Knowing what I know about Amy, I can’t figure out why she’d be with someone like Kendrick. I have no idea where he’s from, but he’s certainly not some happy-go-lucky guy brandishing a smile everywhere he goes. Based on his reputation and my encounter with him last week at the career fair, he doesn’t seem like the typical guy Amy would date. He’s big, aggressive, and clearly unafraid to be who he is and say what’s on his mind. Her interest in him comes off like a fetish. She’s attracted to his reputation and likes the idea of being with the guy everyone is afraid of, and there’s something about it that pisses me off.

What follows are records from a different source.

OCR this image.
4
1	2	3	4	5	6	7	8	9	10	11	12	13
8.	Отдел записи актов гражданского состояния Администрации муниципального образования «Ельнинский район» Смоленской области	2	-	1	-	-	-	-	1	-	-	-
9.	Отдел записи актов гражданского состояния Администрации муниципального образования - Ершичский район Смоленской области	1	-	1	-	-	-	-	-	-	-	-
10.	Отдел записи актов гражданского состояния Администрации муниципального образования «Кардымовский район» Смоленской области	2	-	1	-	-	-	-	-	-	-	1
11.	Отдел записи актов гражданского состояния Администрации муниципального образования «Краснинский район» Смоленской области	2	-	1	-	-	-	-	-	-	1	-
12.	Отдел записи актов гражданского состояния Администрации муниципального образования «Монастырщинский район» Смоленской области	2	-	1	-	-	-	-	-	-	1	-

By the time class ends, I’m annoyed by nothing more than thoughts and memories. I walk to the second of my back-to-back classes still thinking about Amy and Kendrick, and not even bothering to ask why. The thoughts are just stuck in my head, and it’s only made worse when I see Amy walking down the hall just before I enter my final class of the day. She doesn’t see me, but I stand before the threshold watching as she saunters toward me, blissfully unaware of my hateful gaze. Her mind is in the clouds as she walks with her head down, staring at her phone while texting. I want to stick my foot out and trip her, but I resist the urge because I don’t want to see her look at me at all. So I step into the room just before she lifts her head.

My last class of the day goes by quickly until the very end. It’s just my luck that the last grade I will ever get in this class is a D, and it comes with a scornful glare from my asshole of a professor as he hands me the paper.

“Not the way I expected things to end for you, Maya,” he says, shoving the paper into my hands. “Let’s hope you’ll be more focusedaftergraduation when expectations are higher and lulls in focus are not allowed.”

I frown as I take the paper with a giant, red D circled at the top and drop it onto the desk. I look at the grade and shake my head. I’m going to pass this class with ease, so I don’t know why the professor is giving me so much shit about a grade that’s completely inconsequential. The interaction adds more fuel to an uncontrollable fire in my mind, and I stomp out of the classroom the second the bell rings.

At the end of the day, the halls are filled with countless people. They cram into every nook and cranny available on their way to the exits, and it continues out into the parking lot, where the zombies practically climb on top of cars to reach their own. I try to keep my head down as I make the trek across campus to student parking, but walking with your head down can lead to problems, and I run face-first into mine.

“Shit,” I say as I slam into someone and the two of us stumble. A phone goes bouncing to the ground just before I make the mistake of looking up.

Amy stands in front of me with a look of pure disgust on her face. Her red hair glows like it’s on fire, her blue eyes sparkle, and her smile vanishes when she realizes I’m the person who bumped into her. It’s clear she remembers me the exact same way I remember her, and time has not healed all wounds. It has only allowed them to grow and fester, causing more pain and anger.